Keywords: genre, dictionary, Lexicography.

Introdução

Em face da infinidade de gêneros (textuais[1] ou discursivos[2]) na sociedade, existe um texto em especial, o dicionário, que sempre nos chamou a atenção devido ao fato de não ser comum haver um consenso no mundo acadêmico quanto à sua categorização: se um ‘Gênero textual’ ou um ‘Suporte de gêneros’[3] (doravante GT e SG, respectivamente). Muitos e distintos são os estudos sobre os gêneros. Consequentemente, as teorias e suas terminologias divergem a depender da linha teórica que o pesquisador adota. Em Nadin (2013), por exemplo, defendia-se o dicionário como um suporte “[...] pelo qual veiculam-se diferentes gêneros textuais[4]” (Nadin, 2013, p. 143, tradução nossa).

Neste contexto, apresentamos neste artigo algumas reflexões sobre o dicionário e sua categorização dentro dos estudos dos gêneros. Para tanto, orientamo-nos pelos princípios teóricos relacionados aos GT e à Lexicografia – ciência que se ocupa, entre outras questões, da elaboração de dicionários[5].

Dos gêneros textuais

Em Bakhtin (1992), encontramos que o ser humano se serve da língua e, a partir do interesse, intencionalidade e finalidade específicos de cada atividade, realiza enunciados linguísticos de maneiras diversas. As situações comunicativas em seus contextos estabelecem condições de comunicação que variam de acordo com as distintas esferas sociais (científica, ideológica, oficial, cotidiana etc.) e, por consequência, produzem seus “[...] tipos relativamente estáveis de enunciados [...]” (Bakhtin, 1992, p. 279). A estes enunciados, o autor os chama de gêneros do discurso ou discursivos.

Os gêneros discursivos estão nas diferentes esferas da atividade humana e refletem os objetivos comunicativos dos diferentes setores (Bakhtin, 1992). Por isso, os gêneros são tipos e/ou formas como os enunciados escritos ou orais são utilizados. Por exemplo, em um contexto de produção acadêmico-científica em que devemos escrever um artigo para uma revista científica, devemos seguir algumas normas estruturais de forma e linguagem; ao escrevermos uma carta aberta, o mesmo acontece, uma vez que precisamos imprimir nesse gênero suas características que foram convencionadas pela sociedade ao longo dos tempos e de forma natural, de acordo com as necessidades comunicativas; da mesma forma, quando proferimos uma palestra ou conferência de abertura de um evento ou mesa redonda, há todo um protocolo que costuma ser seguido.

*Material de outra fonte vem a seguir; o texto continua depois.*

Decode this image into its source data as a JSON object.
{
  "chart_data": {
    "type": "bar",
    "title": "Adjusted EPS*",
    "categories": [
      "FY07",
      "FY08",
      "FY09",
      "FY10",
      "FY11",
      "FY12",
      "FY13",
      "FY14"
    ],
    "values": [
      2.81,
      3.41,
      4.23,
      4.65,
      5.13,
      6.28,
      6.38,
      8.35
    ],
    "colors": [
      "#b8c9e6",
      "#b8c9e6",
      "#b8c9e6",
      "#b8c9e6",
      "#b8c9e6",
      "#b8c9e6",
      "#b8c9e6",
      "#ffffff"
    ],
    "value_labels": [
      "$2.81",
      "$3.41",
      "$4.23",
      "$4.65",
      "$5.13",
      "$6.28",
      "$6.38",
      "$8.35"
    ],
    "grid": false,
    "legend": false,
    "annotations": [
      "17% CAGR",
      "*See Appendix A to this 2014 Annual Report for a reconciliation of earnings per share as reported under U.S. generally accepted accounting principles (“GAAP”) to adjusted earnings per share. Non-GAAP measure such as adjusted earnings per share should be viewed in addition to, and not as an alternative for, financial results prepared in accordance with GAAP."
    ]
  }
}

Bakhtin (1992), ao denominar os gêneros como tipos relativamente estáveis de enunciados, mostra que tais tipos podem sofrer modificações. Isso acontece porque as sociedades se desenvolvem e são influenciadas por outras culturas, dependendo dos acontecimentos sócio-históricos pelos quais passam e suas necessidades comunicativas. Assim, um gênero que hoje possui uma estrutura mais ou menos estável pode, no futuro, adquirir nova roupagem para atender as necessidades da sociedade. Para este autor,

As mudanças históricas dos estilos da língua são indissociáveis das mudanças que se efetuam nos gêneros do discurso. [...] Os enunciados e o tipo a que pertencem, ou seja, os gêneros do discurso são correias de transmissão que levam a história da sociedade à história da língua (Bakhtin, 1992, p. 285).

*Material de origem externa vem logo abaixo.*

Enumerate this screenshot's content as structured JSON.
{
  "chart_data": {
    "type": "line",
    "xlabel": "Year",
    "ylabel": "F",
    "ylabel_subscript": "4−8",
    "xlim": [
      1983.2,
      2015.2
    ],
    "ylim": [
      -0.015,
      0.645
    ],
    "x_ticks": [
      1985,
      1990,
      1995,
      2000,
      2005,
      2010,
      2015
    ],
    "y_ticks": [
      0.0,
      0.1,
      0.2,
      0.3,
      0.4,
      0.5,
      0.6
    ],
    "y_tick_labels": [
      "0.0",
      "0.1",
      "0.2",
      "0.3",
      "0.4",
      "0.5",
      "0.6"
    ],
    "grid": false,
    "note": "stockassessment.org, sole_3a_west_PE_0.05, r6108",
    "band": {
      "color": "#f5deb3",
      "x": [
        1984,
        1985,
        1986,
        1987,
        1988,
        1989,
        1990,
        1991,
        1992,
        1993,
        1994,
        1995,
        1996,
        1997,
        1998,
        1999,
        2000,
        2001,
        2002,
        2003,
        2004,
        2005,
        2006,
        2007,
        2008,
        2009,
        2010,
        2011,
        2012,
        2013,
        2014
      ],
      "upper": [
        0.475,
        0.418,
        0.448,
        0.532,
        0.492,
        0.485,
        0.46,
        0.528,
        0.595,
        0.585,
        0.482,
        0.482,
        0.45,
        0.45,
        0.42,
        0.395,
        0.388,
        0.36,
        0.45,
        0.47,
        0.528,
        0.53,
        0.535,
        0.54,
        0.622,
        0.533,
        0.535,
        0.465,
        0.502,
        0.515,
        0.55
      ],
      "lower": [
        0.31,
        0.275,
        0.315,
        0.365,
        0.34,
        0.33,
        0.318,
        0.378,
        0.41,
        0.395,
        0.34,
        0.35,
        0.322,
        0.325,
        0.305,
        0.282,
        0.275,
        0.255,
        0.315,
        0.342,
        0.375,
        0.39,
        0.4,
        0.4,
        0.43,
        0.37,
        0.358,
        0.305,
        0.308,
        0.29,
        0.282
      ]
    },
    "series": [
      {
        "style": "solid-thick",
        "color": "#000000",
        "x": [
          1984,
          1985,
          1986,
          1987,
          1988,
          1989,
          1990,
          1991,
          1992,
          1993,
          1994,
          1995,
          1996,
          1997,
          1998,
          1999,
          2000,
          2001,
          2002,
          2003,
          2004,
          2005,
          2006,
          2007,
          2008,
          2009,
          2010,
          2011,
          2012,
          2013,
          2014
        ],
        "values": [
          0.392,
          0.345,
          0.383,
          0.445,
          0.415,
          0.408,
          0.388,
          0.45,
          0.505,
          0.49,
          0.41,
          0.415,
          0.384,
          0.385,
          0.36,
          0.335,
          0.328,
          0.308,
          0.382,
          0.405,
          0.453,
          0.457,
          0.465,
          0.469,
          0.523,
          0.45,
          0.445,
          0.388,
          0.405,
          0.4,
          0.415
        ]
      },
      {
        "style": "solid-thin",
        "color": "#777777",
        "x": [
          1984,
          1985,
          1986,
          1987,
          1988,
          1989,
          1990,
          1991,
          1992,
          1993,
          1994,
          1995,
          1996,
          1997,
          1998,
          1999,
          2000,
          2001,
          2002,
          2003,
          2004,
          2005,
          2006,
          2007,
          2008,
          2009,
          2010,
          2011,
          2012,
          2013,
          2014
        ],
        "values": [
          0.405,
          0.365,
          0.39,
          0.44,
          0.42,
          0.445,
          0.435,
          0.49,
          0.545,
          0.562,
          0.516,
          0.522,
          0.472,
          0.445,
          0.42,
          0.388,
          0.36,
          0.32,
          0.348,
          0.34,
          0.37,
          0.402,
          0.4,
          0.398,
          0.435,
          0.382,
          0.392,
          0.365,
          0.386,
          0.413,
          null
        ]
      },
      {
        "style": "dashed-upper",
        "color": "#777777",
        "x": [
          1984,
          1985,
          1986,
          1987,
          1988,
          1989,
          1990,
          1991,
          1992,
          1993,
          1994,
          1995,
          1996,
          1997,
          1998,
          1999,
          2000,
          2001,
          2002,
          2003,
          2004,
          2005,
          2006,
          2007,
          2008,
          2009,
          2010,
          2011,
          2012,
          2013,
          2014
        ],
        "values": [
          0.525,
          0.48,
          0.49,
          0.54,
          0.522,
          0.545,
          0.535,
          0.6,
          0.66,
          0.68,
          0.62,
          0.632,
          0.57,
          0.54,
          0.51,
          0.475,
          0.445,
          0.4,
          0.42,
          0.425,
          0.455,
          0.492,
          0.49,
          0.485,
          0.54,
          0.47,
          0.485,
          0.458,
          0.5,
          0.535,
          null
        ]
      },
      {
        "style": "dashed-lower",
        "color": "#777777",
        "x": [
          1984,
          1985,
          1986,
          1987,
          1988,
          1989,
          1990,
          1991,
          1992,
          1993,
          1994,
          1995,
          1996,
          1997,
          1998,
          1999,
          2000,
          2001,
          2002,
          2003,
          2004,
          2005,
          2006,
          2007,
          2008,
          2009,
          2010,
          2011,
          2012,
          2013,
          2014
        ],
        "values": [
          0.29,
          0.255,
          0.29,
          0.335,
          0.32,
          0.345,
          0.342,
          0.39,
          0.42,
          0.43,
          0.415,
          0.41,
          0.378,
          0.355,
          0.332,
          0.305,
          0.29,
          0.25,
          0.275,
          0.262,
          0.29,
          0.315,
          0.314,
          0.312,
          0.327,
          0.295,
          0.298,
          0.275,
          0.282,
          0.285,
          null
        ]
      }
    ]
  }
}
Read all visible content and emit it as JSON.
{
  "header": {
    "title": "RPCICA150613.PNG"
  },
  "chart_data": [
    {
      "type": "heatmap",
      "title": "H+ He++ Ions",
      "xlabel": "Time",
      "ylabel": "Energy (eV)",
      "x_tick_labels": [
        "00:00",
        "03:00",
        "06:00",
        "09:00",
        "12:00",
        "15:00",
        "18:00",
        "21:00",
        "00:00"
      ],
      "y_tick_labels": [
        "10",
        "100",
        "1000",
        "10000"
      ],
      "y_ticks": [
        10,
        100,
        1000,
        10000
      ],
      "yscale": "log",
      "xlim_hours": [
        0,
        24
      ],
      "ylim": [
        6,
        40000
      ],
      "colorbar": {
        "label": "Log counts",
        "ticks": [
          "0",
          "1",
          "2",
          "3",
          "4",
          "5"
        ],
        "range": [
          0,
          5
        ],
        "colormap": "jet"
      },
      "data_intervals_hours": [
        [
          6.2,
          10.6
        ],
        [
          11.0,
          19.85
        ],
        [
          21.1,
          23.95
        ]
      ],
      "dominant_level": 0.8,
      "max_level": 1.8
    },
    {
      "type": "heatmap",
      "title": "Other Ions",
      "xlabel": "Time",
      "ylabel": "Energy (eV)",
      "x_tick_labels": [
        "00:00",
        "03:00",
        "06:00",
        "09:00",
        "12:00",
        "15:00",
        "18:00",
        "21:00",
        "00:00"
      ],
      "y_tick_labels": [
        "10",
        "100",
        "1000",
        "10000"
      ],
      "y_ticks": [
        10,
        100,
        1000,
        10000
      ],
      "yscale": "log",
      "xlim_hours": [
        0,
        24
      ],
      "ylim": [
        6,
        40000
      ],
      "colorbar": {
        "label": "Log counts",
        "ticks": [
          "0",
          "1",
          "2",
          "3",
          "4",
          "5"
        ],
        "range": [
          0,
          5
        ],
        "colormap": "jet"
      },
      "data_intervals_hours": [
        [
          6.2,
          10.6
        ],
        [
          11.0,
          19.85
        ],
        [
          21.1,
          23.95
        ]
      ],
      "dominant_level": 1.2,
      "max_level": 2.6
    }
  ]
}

Percebe-se que as alterações nos gêneros com o passar dos tempos estão relacionadas às práticas sociais, ou seja, às mudanças na vida social que implicam mudanças nos discursos orais, escritos e, por consequência, nos gêneros. Logo, é natural que haja heterogeneidade de gêneros para cada esfera da atividade humana que, por sua vez, produz gêneros que lhe são necessários.

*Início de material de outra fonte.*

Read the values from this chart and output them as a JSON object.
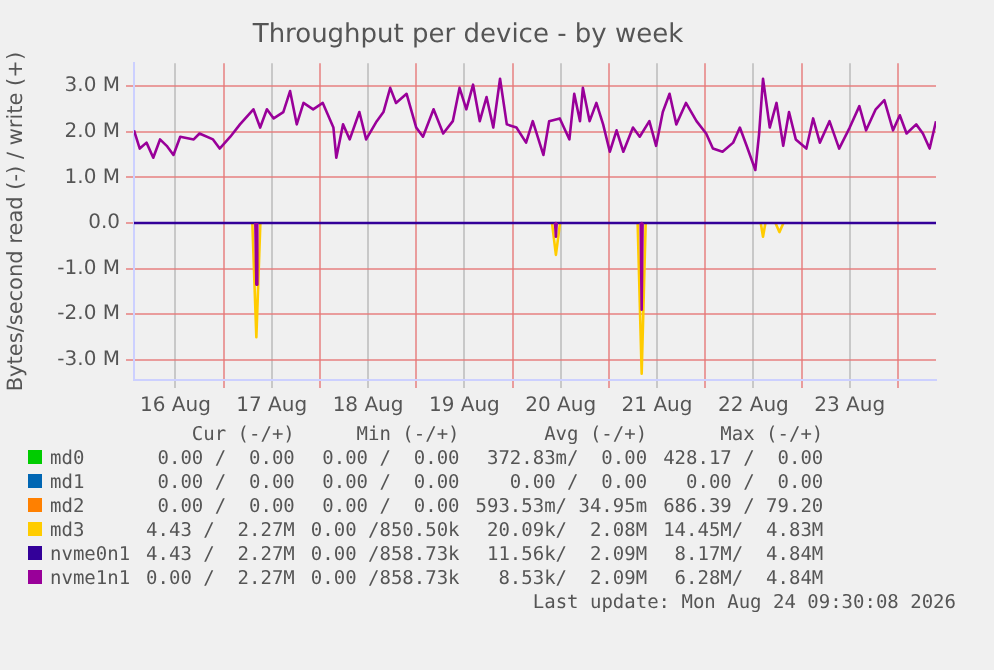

No âmbito da lexicografia ocorre o mesmo. Os dicionários produzidos no Brasil no início do século XX, por exemplo, eram distintos dos que são produzidos na contemporaneidade, pois a sociedade e suas necessidades mudaram. Da mesma forma, as orientações teóricas e metodológicas da Lexicografia também têm passado por diversas transformações.

Devido às incontáveis relações sociais presentes em cada cultura, bem como as distintas variedades de gêneros, Bakhtin (1992) os divide em dois grupos, a saber: primários e secundários. Sobre o assunto, o autor ressalta que:

Não há razão para minimizar a extrema heterogeneidade dos gêneros do discurso e a consequente dificuldade quando se trata de definir o caráter genérico do enunciado. Importará, nesse ponto, levar em consideração a diferença essencial existente entre o gênero do discurso primário (simples) e o gênero do discurso secundário (complexo) (Bakhtin, 1992, p. 280).

Os gêneros primários relacionam-se às situações comunicativas cotidianas, espontâneas, informais, como a carta, o bilhete, o diálogo cotidiano. Os gêneros secundários, por sua vez, se constituem como situações comunicativas mais complexas, como na esfera científica, religiosa, jornalística, acadêmica etc. Trata-se, pois, do uso mais elaborado da linguagem para construir uma ação verbal em situações de comunicação mais complexas.

Marcuschi (2008, p. 149), em seu tempo, define genericamente GT como “[...] formas de ação social [...]” e também algo de difícil definição formal. O autor propõe que, dependendo da perspectiva em que se observa, os GT podem ser: uma categoria cultural, um esquema cognitivo, uma forma de ação social, uma estrutura textual, uma forma de organização social e/ou uma ação retórica.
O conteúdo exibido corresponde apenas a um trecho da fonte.